Kershaw finished out the World Series last year by pitching four scoreless innings of relief in Game 7. He returned to the postseason, starting Game 2 of the NLDS against the Braves this year and tossed eight shutout frames on just two hits with no walks. The narrative should have died there, too. It, of course did not. As the Dodgers advanced to the NLCS, Kershaw got the Game 1 nod against the Brewers and struggled. The Brewers got him for five runs (four earned) across three-plus innings. One of those runs included a home run hit by the opposing pitcher (Brandon Woodruff). Kershaw was also hurt by a passed ball and catcher’s interference on the part of Yasmani Grandal in the third inning. Not a great outing, but not as bad as the line score read, either.

In Game 5 of the NLCS on Wednesday evening, Kershaw once again redeemed himself. He limited the Brewers this time around to a lone run on three hits and two walks with nine strikeouts over seven innings of work. The only run came around in the third inning when Lorenzo Cain hit an RBI double to center field. Kershaw’s career postseason ERA is now 4.11 and it would be much lower if his bullpen had, in the past, done its job more effectively.

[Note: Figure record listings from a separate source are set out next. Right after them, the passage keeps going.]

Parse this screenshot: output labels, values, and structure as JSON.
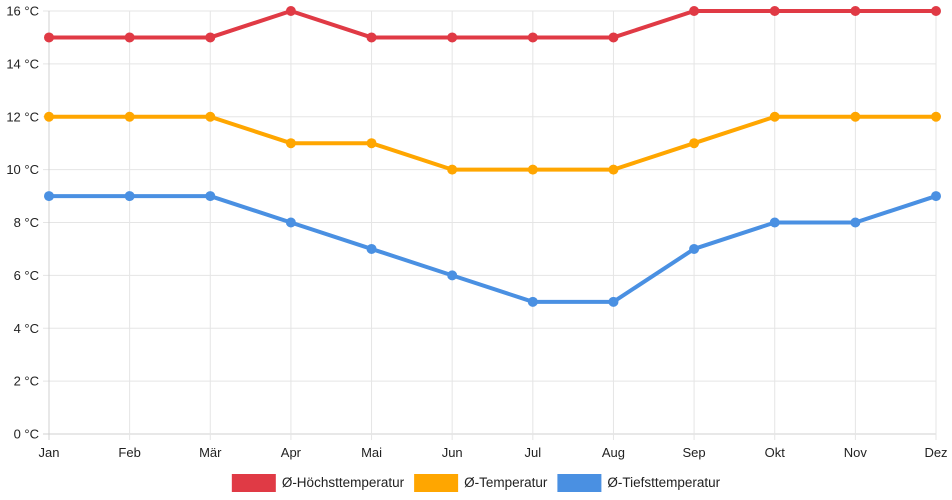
{
  "chart_data": {
    "type": "line",
    "categories": [
      "Jan",
      "Feb",
      "Mär",
      "Apr",
      "Mai",
      "Jun",
      "Jul",
      "Aug",
      "Sep",
      "Okt",
      "Nov",
      "Dez"
    ],
    "series": [
      {
        "name": "Ø-Höchsttemperatur",
        "color": "#e03a45",
        "values": [
          15,
          15,
          15,
          16,
          15,
          15,
          15,
          15,
          16,
          16,
          16,
          16
        ]
      },
      {
        "name": "Ø-Temperatur",
        "color": "#ffa600",
        "values": [
          12,
          12,
          12,
          11,
          11,
          10,
          10,
          10,
          11,
          12,
          12,
          12
        ]
      },
      {
        "name": "Ø-Tiefsttemperatur",
        "color": "#4a90e2",
        "values": [
          9,
          9,
          9,
          8,
          7,
          6,
          5,
          5,
          7,
          8,
          8,
          9
        ]
      }
    ],
    "ylim": [
      0,
      16
    ],
    "yticks": [
      0,
      2,
      4,
      6,
      8,
      10,
      12,
      14,
      16
    ],
    "y_unit": "°C",
    "grid": true,
    "legend_position": "bottom-center"
  }
}
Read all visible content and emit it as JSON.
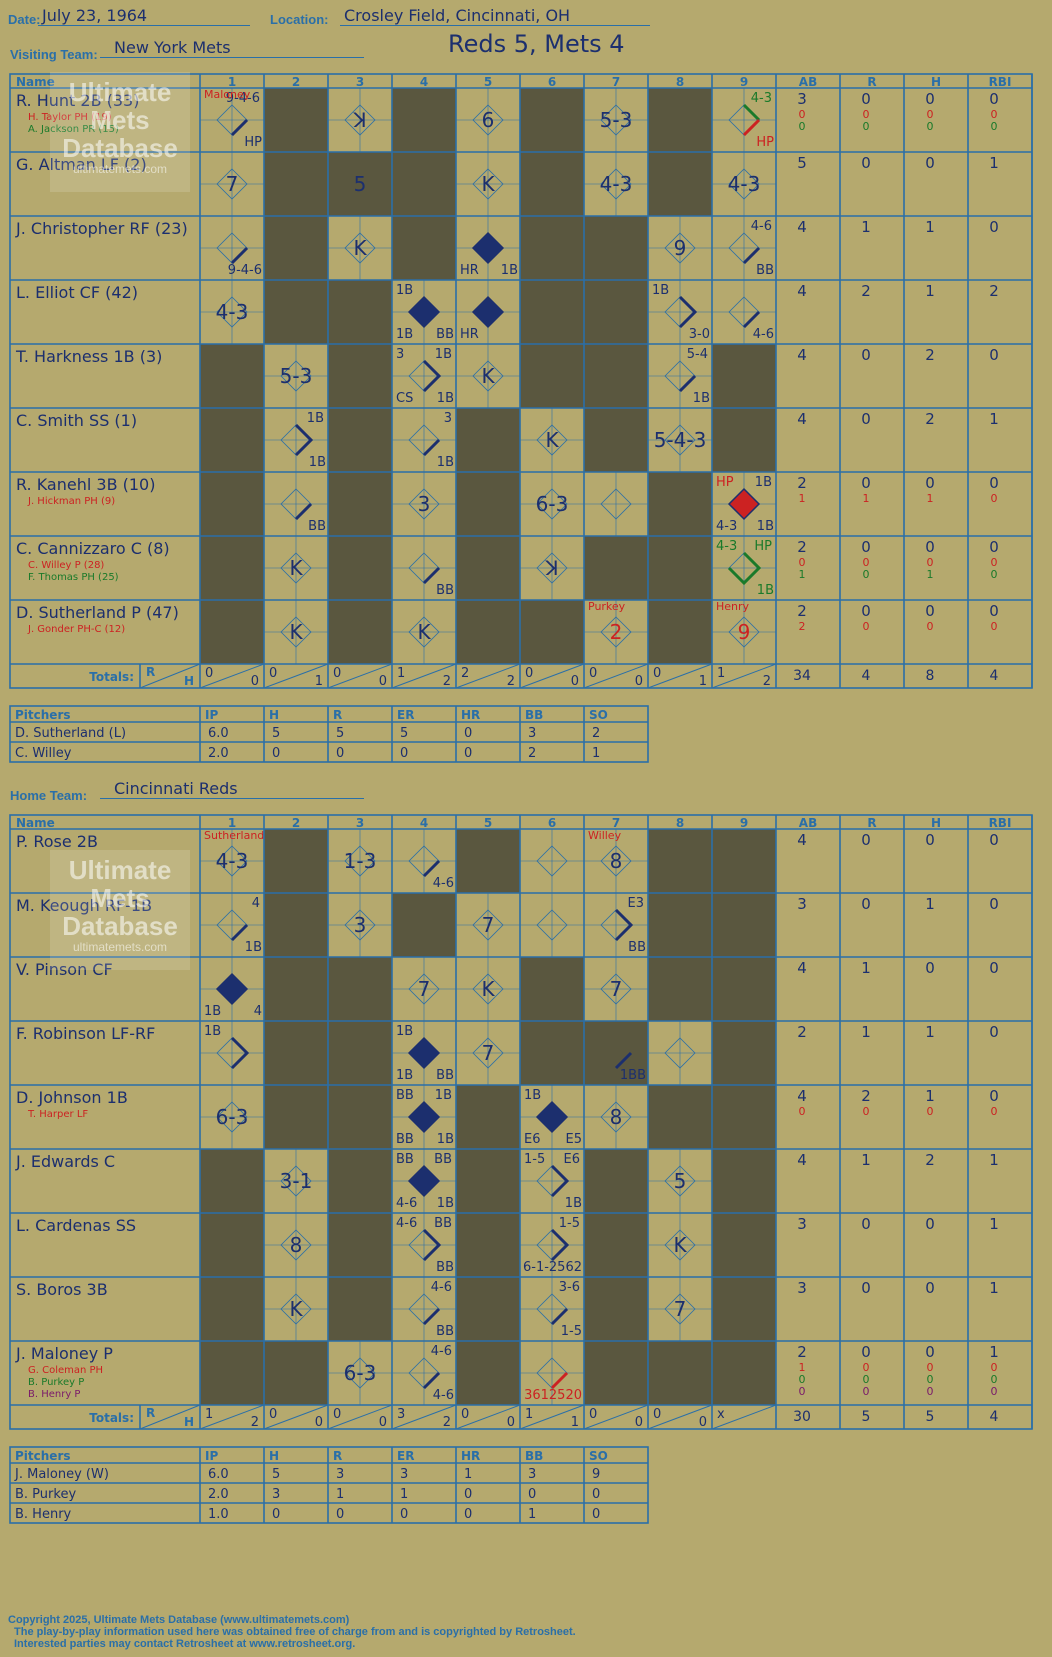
{
  "header": {
    "date_label": "Date:",
    "date": "July 23, 1964",
    "location_label": "Location:",
    "location": "Crosley Field, Cincinnati, OH",
    "final_score": "Reds 5, Mets 4"
  },
  "logo": {
    "line1": "Ultimate",
    "line2": "Mets",
    "line3": "Database",
    "line4": "ultimatemets.com"
  },
  "colors": {
    "background": "#b5a96e",
    "grid": "#2a6fa8",
    "ink": "#1c2f6e",
    "shade": "#5a573f",
    "red": "#cc2222",
    "green": "#1a7a2a",
    "purple": "#7a1a6a"
  },
  "columns": {
    "name": "Name",
    "innings": [
      "1",
      "2",
      "3",
      "4",
      "5",
      "6",
      "7",
      "8",
      "9"
    ],
    "stats": [
      "AB",
      "R",
      "H",
      "RBI"
    ]
  },
  "totals_label": "Totals:",
  "rh_labels": [
    "R",
    "H"
  ],
  "pitcher_columns": [
    "Pitchers",
    "IP",
    "H",
    "R",
    "ER",
    "HR",
    "BB",
    "SO"
  ],
  "visitor": {
    "team_label": "Visiting Team:",
    "team": "New York Mets",
    "batters": [
      {
        "name": "R. Hunt 2B (33)",
        "subs": [
          {
            "text": "H. Taylor PH (19)",
            "color": "red"
          },
          {
            "text": "A. Jackson PR (15)",
            "color": "green"
          }
        ],
        "stats": [
          "3",
          "0",
          "0",
          "0"
        ],
        "substats": [
          [
            "0",
            "0",
            "0",
            "0"
          ],
          [
            "0",
            "0",
            "0",
            "0"
          ]
        ],
        "subcolors": [
          "red",
          "green"
        ]
      },
      {
        "name": "G. Altman LF (2)",
        "subs": [],
        "stats": [
          "5",
          "0",
          "0",
          "1"
        ],
        "substats": [],
        "subcolors": []
      },
      {
        "name": "J. Christopher RF (23)",
        "subs": [],
        "stats": [
          "4",
          "1",
          "1",
          "0"
        ],
        "substats": [],
        "subcolors": []
      },
      {
        "name": "L. Elliot CF (42)",
        "subs": [],
        "stats": [
          "4",
          "2",
          "1",
          "2"
        ],
        "substats": [],
        "subcolors": []
      },
      {
        "name": "T. Harkness 1B (3)",
        "subs": [],
        "stats": [
          "4",
          "0",
          "2",
          "0"
        ],
        "substats": [],
        "subcolors": []
      },
      {
        "name": "C. Smith SS (1)",
        "subs": [],
        "stats": [
          "4",
          "0",
          "2",
          "1"
        ],
        "substats": [],
        "subcolors": []
      },
      {
        "name": "R. Kanehl 3B (10)",
        "subs": [
          {
            "text": "J. Hickman PH (9)",
            "color": "red"
          }
        ],
        "stats": [
          "2",
          "0",
          "0",
          "0"
        ],
        "substats": [
          [
            "1",
            "1",
            "1",
            "0"
          ]
        ],
        "subcolors": [
          "red"
        ]
      },
      {
        "name": "C. Cannizzaro C (8)",
        "subs": [
          {
            "text": "C. Willey P (28)",
            "color": "red"
          },
          {
            "text": "F. Thomas PH (25)",
            "color": "green"
          }
        ],
        "stats": [
          "2",
          "0",
          "0",
          "0"
        ],
        "substats": [
          [
            "0",
            "0",
            "0",
            "0"
          ],
          [
            "1",
            "0",
            "1",
            "0"
          ]
        ],
        "subcolors": [
          "red",
          "green"
        ]
      },
      {
        "name": "D. Sutherland P (47)",
        "subs": [
          {
            "text": "J. Gonder PH-C (12)",
            "color": "red"
          }
        ],
        "stats": [
          "2",
          "0",
          "0",
          "0"
        ],
        "substats": [
          [
            "2",
            "0",
            "0",
            "0"
          ]
        ],
        "subcolors": [
          "red"
        ]
      }
    ],
    "shaded": [
      [
        1,
        3,
        5,
        7
      ],
      [
        1,
        2,
        3,
        5,
        7
      ],
      [
        1,
        3,
        5,
        6
      ],
      [
        1,
        2,
        5,
        6
      ],
      [
        0,
        2,
        5,
        6,
        8
      ],
      [
        0,
        2,
        4,
        6,
        8
      ],
      [
        0,
        2,
        4,
        7
      ],
      [
        0,
        2,
        4,
        6,
        7
      ],
      [
        0,
        2,
        4,
        5,
        7
      ]
    ],
    "plays": [
      [
        {
          "i": 0,
          "t": "9-4-6",
          "p": "ur",
          "d": "1b-f",
          "b": "HP",
          "bp": "lr"
        },
        {
          "i": 2,
          "t": "ꓘ",
          "p": "c"
        },
        {
          "i": 4,
          "t": "6",
          "p": "c"
        },
        {
          "i": 6,
          "t": "5-3",
          "p": "c"
        },
        {
          "i": 8,
          "t": "4-3",
          "p": "ur",
          "c": "green",
          "d": "sc",
          "b": "HP",
          "bp": "lr",
          "bc": "red"
        }
      ],
      [
        {
          "i": 0,
          "t": "7",
          "p": "c"
        },
        {
          "i": 2,
          "t": "5",
          "p": "c"
        },
        {
          "i": 4,
          "t": "K",
          "p": "c"
        },
        {
          "i": 6,
          "t": "4-3",
          "p": "c"
        },
        {
          "i": 8,
          "t": "4-3",
          "p": "c"
        }
      ],
      [
        {
          "i": 0,
          "t": "9-4-6",
          "p": "lr",
          "d": "1b"
        },
        {
          "i": 2,
          "t": "K",
          "p": "c"
        },
        {
          "i": 4,
          "t": "HR",
          "p": "ll",
          "d": "run",
          "b": "1B",
          "bp": "lr"
        },
        {
          "i": 7,
          "t": "9",
          "p": "c"
        },
        {
          "i": 8,
          "t": "4-6",
          "p": "ur",
          "d": "1b",
          "b": "BB",
          "bp": "lr"
        }
      ],
      [
        {
          "i": 0,
          "t": "4-3",
          "p": "c"
        },
        {
          "i": 3,
          "t": "1B",
          "p": "ul",
          "d": "run",
          "b": "BB",
          "bp": "lr",
          "e": "1B",
          "ep": "ll"
        },
        {
          "i": 4,
          "t": "HR",
          "p": "ll",
          "d": "run"
        },
        {
          "i": 7,
          "t": "1B",
          "p": "ul",
          "d": "2b",
          "b": "3-0",
          "bp": "lr"
        },
        {
          "i": 8,
          "t": "4-6",
          "p": "lr",
          "d": "1b"
        }
      ],
      [
        {
          "i": 1,
          "t": "5-3",
          "p": "c"
        },
        {
          "i": 3,
          "t": "3",
          "p": "ul",
          "d": "2b",
          "b": "1B",
          "bp": "lr",
          "e": "CS",
          "ep": "ll",
          "f": "1B",
          "fp": "ur"
        },
        {
          "i": 4,
          "t": "K",
          "p": "c"
        },
        {
          "i": 7,
          "t": "5-4",
          "p": "ur",
          "d": "1b",
          "b": "1B",
          "bp": "lr"
        }
      ],
      [
        {
          "i": 1,
          "t": "1B",
          "p": "ur",
          "d": "2b",
          "b": "1B",
          "bp": "lr"
        },
        {
          "i": 3,
          "t": "3",
          "p": "ur",
          "d": "1b",
          "b": "1B",
          "bp": "lr"
        },
        {
          "i": 5,
          "t": "K",
          "p": "c"
        },
        {
          "i": 7,
          "t": "5-4-3",
          "p": "c"
        }
      ],
      [
        {
          "i": 1,
          "t": "BB",
          "p": "lr",
          "d": "1b"
        },
        {
          "i": 3,
          "t": "3",
          "p": "c"
        },
        {
          "i": 5,
          "t": "6-3",
          "p": "c"
        },
        {
          "i": 8,
          "t": "HP",
          "p": "ul",
          "c": "red",
          "d": "redrun",
          "b": "1B",
          "bp": "ur",
          "e": "4-3",
          "ep": "ll",
          "f": "1B",
          "fp": "lr"
        }
      ],
      [
        {
          "i": 1,
          "t": "K",
          "p": "c"
        },
        {
          "i": 3,
          "t": "BB",
          "p": "lr",
          "d": "1b"
        },
        {
          "i": 5,
          "t": "ꓘ",
          "p": "c"
        },
        {
          "i": 8,
          "t": "4-3",
          "p": "ul",
          "c": "green",
          "d": "greensc",
          "b": "HP",
          "bp": "ur",
          "bc": "green",
          "e": "1B",
          "ep": "lr",
          "ec": "green"
        }
      ],
      [
        {
          "i": 1,
          "t": "K",
          "p": "c"
        },
        {
          "i": 3,
          "t": "K",
          "p": "c"
        },
        {
          "i": 6,
          "t": "2",
          "p": "c",
          "c": "red",
          "note": "Purkey"
        },
        {
          "i": 8,
          "t": "9",
          "p": "c",
          "c": "red",
          "note": "Henry"
        }
      ]
    ],
    "pitcher_change_label": "Maloney",
    "totals": [
      [
        "0",
        "0"
      ],
      [
        "0",
        "1"
      ],
      [
        "0",
        "0"
      ],
      [
        "1",
        "2"
      ],
      [
        "2",
        "2"
      ],
      [
        "0",
        "0"
      ],
      [
        "0",
        "0"
      ],
      [
        "0",
        "1"
      ],
      [
        "1",
        "2"
      ]
    ],
    "stat_totals": [
      "34",
      "4",
      "8",
      "4"
    ],
    "pitchers": [
      {
        "name": "D. Sutherland (L)",
        "stats": [
          "6.0",
          "5",
          "5",
          "5",
          "0",
          "3",
          "2"
        ]
      },
      {
        "name": "C. Willey",
        "stats": [
          "2.0",
          "0",
          "0",
          "0",
          "0",
          "2",
          "1"
        ]
      }
    ]
  },
  "home": {
    "team_label": "Home Team:",
    "team": "Cincinnati Reds",
    "batters": [
      {
        "name": "P. Rose 2B",
        "subs": [],
        "stats": [
          "4",
          "0",
          "0",
          "0"
        ],
        "substats": [],
        "subcolors": []
      },
      {
        "name": "M. Keough RF-1B",
        "subs": [],
        "stats": [
          "3",
          "0",
          "1",
          "0"
        ],
        "substats": [],
        "subcolors": []
      },
      {
        "name": "V. Pinson CF",
        "subs": [],
        "stats": [
          "4",
          "1",
          "0",
          "0"
        ],
        "substats": [],
        "subcolors": []
      },
      {
        "name": "F. Robinson LF-RF",
        "subs": [],
        "stats": [
          "2",
          "1",
          "1",
          "0"
        ],
        "substats": [],
        "subcolors": []
      },
      {
        "name": "D. Johnson 1B",
        "subs": [
          {
            "text": "T. Harper LF",
            "color": "red"
          }
        ],
        "stats": [
          "4",
          "2",
          "1",
          "0"
        ],
        "substats": [
          [
            "0",
            "0",
            "0",
            "0"
          ]
        ],
        "subcolors": [
          "red"
        ]
      },
      {
        "name": "J. Edwards C",
        "subs": [],
        "stats": [
          "4",
          "1",
          "2",
          "1"
        ],
        "substats": [],
        "subcolors": []
      },
      {
        "name": "L. Cardenas SS",
        "subs": [],
        "stats": [
          "3",
          "0",
          "0",
          "1"
        ],
        "substats": [],
        "subcolors": []
      },
      {
        "name": "S. Boros 3B",
        "subs": [],
        "stats": [
          "3",
          "0",
          "0",
          "1"
        ],
        "substats": [],
        "subcolors": []
      },
      {
        "name": "J. Maloney P",
        "subs": [
          {
            "text": "G. Coleman PH",
            "color": "red"
          },
          {
            "text": "B. Purkey P",
            "color": "green"
          },
          {
            "text": "B. Henry P",
            "color": "purple"
          }
        ],
        "stats": [
          "2",
          "0",
          "0",
          "1"
        ],
        "substats": [
          [
            "1",
            "0",
            "0",
            "0"
          ],
          [
            "0",
            "0",
            "0",
            "0"
          ],
          [
            "0",
            "0",
            "0",
            "0"
          ]
        ],
        "subcolors": [
          "red",
          "green",
          "purple"
        ]
      }
    ],
    "shaded": [
      [
        1,
        4,
        7,
        8
      ],
      [
        1,
        3,
        7,
        8
      ],
      [
        1,
        2,
        5,
        7,
        8
      ],
      [
        1,
        2,
        5,
        6,
        8
      ],
      [
        1,
        2,
        4,
        7,
        8
      ],
      [
        0,
        2,
        4,
        6,
        8
      ],
      [
        0,
        2,
        4,
        6,
        8
      ],
      [
        0,
        2,
        4,
        6,
        8
      ],
      [
        0,
        1,
        4,
        6,
        7,
        8
      ]
    ],
    "plays": [
      [
        {
          "i": 0,
          "t": "4-3",
          "p": "c"
        },
        {
          "i": 2,
          "t": "1-3",
          "p": "c"
        },
        {
          "i": 3,
          "t": "4-6",
          "p": "lr",
          "d": "1b"
        },
        {
          "i": 6,
          "t": "8",
          "p": "c"
        }
      ],
      [
        {
          "i": 0,
          "t": "4",
          "p": "ur",
          "d": "1b",
          "b": "1B",
          "bp": "lr"
        },
        {
          "i": 2,
          "t": "3",
          "p": "c"
        },
        {
          "i": 4,
          "t": "7",
          "p": "c"
        },
        {
          "i": 6,
          "t": "E3",
          "p": "ur",
          "d": "2b",
          "b": "BB",
          "bp": "lr"
        }
      ],
      [
        {
          "i": 0,
          "t": "1B",
          "p": "ll",
          "d": "run",
          "b": "4",
          "bp": "lr"
        },
        {
          "i": 3,
          "t": "7",
          "p": "c"
        },
        {
          "i": 4,
          "t": "K",
          "p": "c"
        },
        {
          "i": 6,
          "t": "7",
          "p": "c"
        }
      ],
      [
        {
          "i": 0,
          "t": "1B",
          "p": "ul",
          "d": "2b"
        },
        {
          "i": 3,
          "t": "1B",
          "p": "ul",
          "d": "run",
          "b": "BB",
          "bp": "lr",
          "e": "1B",
          "ep": "ll"
        },
        {
          "i": 4,
          "t": "7",
          "p": "c"
        },
        {
          "i": 6,
          "t": "1BB",
          "p": "lr",
          "d": "1b"
        }
      ],
      [
        {
          "i": 0,
          "t": "6-3",
          "p": "c"
        },
        {
          "i": 3,
          "t": "BB",
          "p": "ul",
          "d": "run",
          "b": "1B",
          "bp": "lr",
          "e": "BB",
          "ep": "ll",
          "f": "1B",
          "fp": "ur"
        },
        {
          "i": 5,
          "t": "1B",
          "p": "ul",
          "d": "run",
          "b": "E5",
          "bp": "lr",
          "e": "E6",
          "ep": "ll"
        },
        {
          "i": 6,
          "t": "8",
          "p": "c"
        }
      ],
      [
        {
          "i": 1,
          "t": "3-1",
          "p": "c"
        },
        {
          "i": 3,
          "t": "BB",
          "p": "ul",
          "d": "run",
          "b": "1B",
          "bp": "lr",
          "e": "4-6",
          "ep": "ll",
          "f": "BB",
          "fp": "ur"
        },
        {
          "i": 5,
          "t": "1-5",
          "p": "ul",
          "d": "2b",
          "b": "1B",
          "bp": "lr",
          "e": "E6",
          "ep": "ur"
        },
        {
          "i": 7,
          "t": "5",
          "p": "c"
        }
      ],
      [
        {
          "i": 1,
          "t": "8",
          "p": "c"
        },
        {
          "i": 3,
          "t": "4-6",
          "p": "ul",
          "d": "2b",
          "b": "BB",
          "bp": "lr",
          "e": "BB",
          "ep": "ur"
        },
        {
          "i": 5,
          "t": "1-5",
          "p": "ur",
          "d": "2b",
          "b": "6-1-2562",
          "bp": "lr"
        },
        {
          "i": 7,
          "t": "K",
          "p": "c"
        }
      ],
      [
        {
          "i": 1,
          "t": "K",
          "p": "c"
        },
        {
          "i": 3,
          "t": "4-6",
          "p": "ur",
          "d": "1b",
          "b": "BB",
          "bp": "lr"
        },
        {
          "i": 5,
          "t": "3-6",
          "p": "ur",
          "d": "1b",
          "b": "1-5",
          "bp": "lr"
        },
        {
          "i": 7,
          "t": "7",
          "p": "c"
        }
      ],
      [
        {
          "i": 2,
          "t": "6-3",
          "p": "c"
        },
        {
          "i": 3,
          "t": "4-6",
          "p": "ur",
          "d": "1b",
          "b": "4-6",
          "bp": "lr"
        },
        {
          "i": 5,
          "t": "3612520",
          "p": "lr",
          "c": "red",
          "d": "red1b"
        }
      ]
    ],
    "pitcher_change_label": "Sutherland",
    "pitcher_change2_label": "Willey",
    "totals": [
      [
        "1",
        "2"
      ],
      [
        "0",
        "0"
      ],
      [
        "0",
        "0"
      ],
      [
        "3",
        "2"
      ],
      [
        "0",
        "0"
      ],
      [
        "1",
        "1"
      ],
      [
        "0",
        "0"
      ],
      [
        "0",
        "0"
      ],
      [
        "x",
        ""
      ]
    ],
    "stat_totals": [
      "30",
      "5",
      "5",
      "4"
    ],
    "pitchers": [
      {
        "name": "J. Maloney (W)",
        "stats": [
          "6.0",
          "5",
          "3",
          "3",
          "1",
          "3",
          "9"
        ]
      },
      {
        "name": "B. Purkey",
        "stats": [
          "2.0",
          "3",
          "1",
          "1",
          "0",
          "0",
          "0"
        ]
      },
      {
        "name": "B. Henry",
        "stats": [
          "1.0",
          "0",
          "0",
          "0",
          "0",
          "1",
          "0"
        ]
      }
    ]
  },
  "footer": {
    "line1": "Copyright 2025, Ultimate Mets Database (www.ultimatemets.com)",
    "line2": "The play-by-play information used here was obtained free of charge from and is copyrighted by Retrosheet.",
    "line3": "Interested parties may contact Retrosheet at www.retrosheet.org."
  }
}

According to Katie Sharp of The Athletic, tonight’s postseason start was Kershaw’s eighth in which he allowed one run or fewer and three hits or fewer. No other pitcher in baseball history has made more than five such starts. That’s partially a function of opportunity, as the Dodgers have been in the postseason every year dating back to 2013 as well as in 2008 and ’09. But Kershaw still has to go out there and make the pitches, and he largely has. The “Kershaw can’t pitch in the postseason” narrative is dead. It never should have lived.